Zu viel des Guten

tsch

22.8.2018 - 10:00

Warum gibt man ein Restaurant auf, das von Kritikern als das schönste auf Erden bezeichnet wird? Nun reden die scheidenden Pächter des Berggasthaus Aescher-Wildkirchli Klartext.

Mitten in der Hochsaison gab das Ehepaar Bernhard und Nicole Knechtle-Fritsche seine Entscheidung bekannt: Die Wirte des Berggasthaus Aescher-Wildkirchli lassen den Pachtvertrag nach fünf Jahren auslaufen. Bis zum Saisonende am 4. November soll das Restaurant oberhalb von Weissbad AI offen bleiben. Danach ist die Zukunft der Bergbeiz ungewiss.

Doch warum gibt man ein Lokal auf, dem es an Gästen wahrlich nicht mangelt, seit es vom US-Magazin «National Geographic»zum «schönsten Ort» und von der «Huffington Post» zum schönsten Restaurant der Welt erklärt wurde? Tatsächlich ist genau das das Problem: Seit die internationalen Medien den Aescher in den höchsten Tönen lobten, explodierten die Besucherzahlen.

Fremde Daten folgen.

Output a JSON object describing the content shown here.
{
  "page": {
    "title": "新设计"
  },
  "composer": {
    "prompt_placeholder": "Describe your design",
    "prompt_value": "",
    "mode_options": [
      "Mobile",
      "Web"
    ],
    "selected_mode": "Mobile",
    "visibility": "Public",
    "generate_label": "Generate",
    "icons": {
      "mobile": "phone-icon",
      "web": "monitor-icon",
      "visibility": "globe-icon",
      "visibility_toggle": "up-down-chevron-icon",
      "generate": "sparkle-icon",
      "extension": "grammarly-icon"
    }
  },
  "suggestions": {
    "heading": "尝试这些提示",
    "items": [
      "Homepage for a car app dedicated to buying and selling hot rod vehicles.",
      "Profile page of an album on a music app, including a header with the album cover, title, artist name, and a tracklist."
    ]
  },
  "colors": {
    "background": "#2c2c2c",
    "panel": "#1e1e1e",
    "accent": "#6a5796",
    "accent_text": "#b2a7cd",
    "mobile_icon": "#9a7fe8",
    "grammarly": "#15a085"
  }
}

Es kommen mehr Gäste, als das alte Gasthaus verträgt.

Nötige Renovierungen blieben aus

Bis Saisonende bleibt das Traditionsgasthaus noch geöffnet. Und dann?
Keystone

Sowohl die sanitären Einrichtungen als auch die Tiefkühler müssten erneuert werden, um dem Gästeansturm gerecht zu werden, ausserdem mangelt es schlicht an Platz, alle zu bewirten: «Unsere Gäste suchen den Aescher bewusst als Ziel aus, kommen extra deswegen her. Schon jetzt haben wir Warteschlangen, wenn alle Plätze besetzt sind», erklärt Nicole Knechtle-Fritsche im «Blick».

Doch die Stiftung Wildkirchli, der das traditionsreiche Haus gehört, habe in den vergangenen Jahren kaum investiert. Und auch der Denkmalschutz stehe notwendigen Neuerungen oft im Weg. «Nimmt der Ansturm weiter zu, müssten wir die Speisekarte einschränken. Das macht keine Freude», klagt Knechtle-Fritsche, die die Beiz 2014 gemeinsam mit ihrem Mann von dessen Eltern übernahm.

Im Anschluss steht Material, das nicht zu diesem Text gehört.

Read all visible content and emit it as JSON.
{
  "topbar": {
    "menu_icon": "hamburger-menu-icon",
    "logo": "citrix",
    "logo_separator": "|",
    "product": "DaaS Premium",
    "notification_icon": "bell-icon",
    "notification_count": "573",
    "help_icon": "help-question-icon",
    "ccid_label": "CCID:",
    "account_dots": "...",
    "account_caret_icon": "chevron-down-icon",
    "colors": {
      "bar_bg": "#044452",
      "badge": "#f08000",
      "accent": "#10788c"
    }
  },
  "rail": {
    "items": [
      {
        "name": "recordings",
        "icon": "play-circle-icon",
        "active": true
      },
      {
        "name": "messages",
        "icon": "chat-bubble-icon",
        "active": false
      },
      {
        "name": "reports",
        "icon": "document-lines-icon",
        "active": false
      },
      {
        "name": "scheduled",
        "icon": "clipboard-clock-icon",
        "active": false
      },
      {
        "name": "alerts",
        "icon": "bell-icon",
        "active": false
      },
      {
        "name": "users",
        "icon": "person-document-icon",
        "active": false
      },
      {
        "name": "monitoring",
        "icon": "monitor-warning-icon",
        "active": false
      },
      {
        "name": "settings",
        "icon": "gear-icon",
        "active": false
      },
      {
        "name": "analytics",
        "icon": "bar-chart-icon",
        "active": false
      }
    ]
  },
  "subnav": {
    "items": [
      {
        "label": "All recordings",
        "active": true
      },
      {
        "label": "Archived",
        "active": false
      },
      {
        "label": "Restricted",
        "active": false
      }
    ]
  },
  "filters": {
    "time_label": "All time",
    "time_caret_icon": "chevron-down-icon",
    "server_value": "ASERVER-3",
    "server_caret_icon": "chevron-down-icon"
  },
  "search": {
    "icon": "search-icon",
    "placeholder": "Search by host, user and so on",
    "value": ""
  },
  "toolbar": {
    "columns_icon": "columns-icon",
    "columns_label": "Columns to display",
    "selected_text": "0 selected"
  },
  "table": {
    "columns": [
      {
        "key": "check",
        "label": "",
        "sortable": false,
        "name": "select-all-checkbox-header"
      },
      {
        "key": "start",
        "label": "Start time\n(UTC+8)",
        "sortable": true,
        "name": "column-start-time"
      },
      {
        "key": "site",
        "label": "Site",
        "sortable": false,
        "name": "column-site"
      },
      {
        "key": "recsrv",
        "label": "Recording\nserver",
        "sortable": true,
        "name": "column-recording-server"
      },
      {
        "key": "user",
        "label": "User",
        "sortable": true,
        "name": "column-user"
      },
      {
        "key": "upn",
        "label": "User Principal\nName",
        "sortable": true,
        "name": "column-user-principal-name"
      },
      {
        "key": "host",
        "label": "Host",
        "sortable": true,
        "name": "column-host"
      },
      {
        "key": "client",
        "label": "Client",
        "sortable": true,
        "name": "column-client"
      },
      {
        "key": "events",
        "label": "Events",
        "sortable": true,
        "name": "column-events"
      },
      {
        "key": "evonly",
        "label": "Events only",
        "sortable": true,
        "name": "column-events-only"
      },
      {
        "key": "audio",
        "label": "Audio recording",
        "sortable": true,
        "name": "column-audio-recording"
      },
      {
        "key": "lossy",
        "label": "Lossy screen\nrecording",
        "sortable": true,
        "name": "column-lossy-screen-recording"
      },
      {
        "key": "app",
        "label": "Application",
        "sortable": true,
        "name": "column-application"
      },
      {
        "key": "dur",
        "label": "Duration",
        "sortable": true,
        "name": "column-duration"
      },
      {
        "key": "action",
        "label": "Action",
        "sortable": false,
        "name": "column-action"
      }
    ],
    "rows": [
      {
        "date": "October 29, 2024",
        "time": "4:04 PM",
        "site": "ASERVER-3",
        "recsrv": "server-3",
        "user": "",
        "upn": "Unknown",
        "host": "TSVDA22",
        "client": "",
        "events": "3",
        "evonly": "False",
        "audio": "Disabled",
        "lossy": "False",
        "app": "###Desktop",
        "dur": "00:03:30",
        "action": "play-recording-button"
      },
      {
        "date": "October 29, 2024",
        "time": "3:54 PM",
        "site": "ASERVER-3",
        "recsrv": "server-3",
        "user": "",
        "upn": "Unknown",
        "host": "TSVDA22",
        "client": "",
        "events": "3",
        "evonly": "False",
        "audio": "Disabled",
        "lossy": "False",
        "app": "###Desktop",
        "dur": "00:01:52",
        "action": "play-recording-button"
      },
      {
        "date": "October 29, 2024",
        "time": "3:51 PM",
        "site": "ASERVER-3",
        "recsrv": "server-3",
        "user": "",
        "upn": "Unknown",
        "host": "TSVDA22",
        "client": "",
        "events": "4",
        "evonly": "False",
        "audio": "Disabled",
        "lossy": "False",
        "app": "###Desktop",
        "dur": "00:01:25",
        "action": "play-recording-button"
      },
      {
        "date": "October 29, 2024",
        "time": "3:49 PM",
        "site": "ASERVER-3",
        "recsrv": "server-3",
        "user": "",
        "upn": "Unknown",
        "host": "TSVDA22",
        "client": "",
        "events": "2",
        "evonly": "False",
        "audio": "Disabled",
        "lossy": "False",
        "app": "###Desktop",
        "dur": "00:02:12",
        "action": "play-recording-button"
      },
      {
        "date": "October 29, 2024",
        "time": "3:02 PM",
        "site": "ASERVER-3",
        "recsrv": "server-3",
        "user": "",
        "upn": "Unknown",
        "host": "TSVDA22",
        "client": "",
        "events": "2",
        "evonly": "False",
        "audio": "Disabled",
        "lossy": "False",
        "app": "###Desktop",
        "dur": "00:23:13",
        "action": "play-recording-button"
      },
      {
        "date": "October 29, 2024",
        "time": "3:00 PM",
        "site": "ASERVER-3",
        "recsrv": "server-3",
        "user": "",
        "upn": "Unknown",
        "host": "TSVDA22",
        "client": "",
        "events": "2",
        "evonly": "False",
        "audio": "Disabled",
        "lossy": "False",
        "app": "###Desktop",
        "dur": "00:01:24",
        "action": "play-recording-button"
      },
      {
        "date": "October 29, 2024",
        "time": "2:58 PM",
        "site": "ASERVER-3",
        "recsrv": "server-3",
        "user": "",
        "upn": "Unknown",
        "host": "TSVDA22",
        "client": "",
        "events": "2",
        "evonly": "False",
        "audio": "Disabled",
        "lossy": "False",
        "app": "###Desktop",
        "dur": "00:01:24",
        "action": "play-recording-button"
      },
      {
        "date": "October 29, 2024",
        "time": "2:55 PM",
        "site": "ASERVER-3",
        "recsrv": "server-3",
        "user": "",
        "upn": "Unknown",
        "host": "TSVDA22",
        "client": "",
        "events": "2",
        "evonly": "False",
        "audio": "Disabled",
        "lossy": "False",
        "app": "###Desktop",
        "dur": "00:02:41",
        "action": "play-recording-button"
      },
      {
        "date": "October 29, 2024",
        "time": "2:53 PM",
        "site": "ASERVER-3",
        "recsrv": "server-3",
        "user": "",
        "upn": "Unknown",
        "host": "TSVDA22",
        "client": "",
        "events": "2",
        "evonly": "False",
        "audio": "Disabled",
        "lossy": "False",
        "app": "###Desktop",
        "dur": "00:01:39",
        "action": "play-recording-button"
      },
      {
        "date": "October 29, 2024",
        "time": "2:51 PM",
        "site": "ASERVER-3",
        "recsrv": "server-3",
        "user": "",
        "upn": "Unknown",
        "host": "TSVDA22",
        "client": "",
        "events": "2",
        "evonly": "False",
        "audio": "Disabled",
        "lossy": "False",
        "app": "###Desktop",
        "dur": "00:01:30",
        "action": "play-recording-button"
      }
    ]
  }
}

31 Jahre lang wurde der Aescher, eines der ältesten Berggasthäuser der Schweiz, von der Familie Knechtle geführt. Dass mit ihrem Rückzug eine Ära endet, ist dem Ehepaar bewusst: «Wir sind zwar die geborenen Bergwirte, aber unser Entscheid ist gut überlegt und definitiv», sagt Nicole Knechtle. «Vom Herzblut, das wir einst hatten, ist leider nicht mehr viel übrig geblieben!»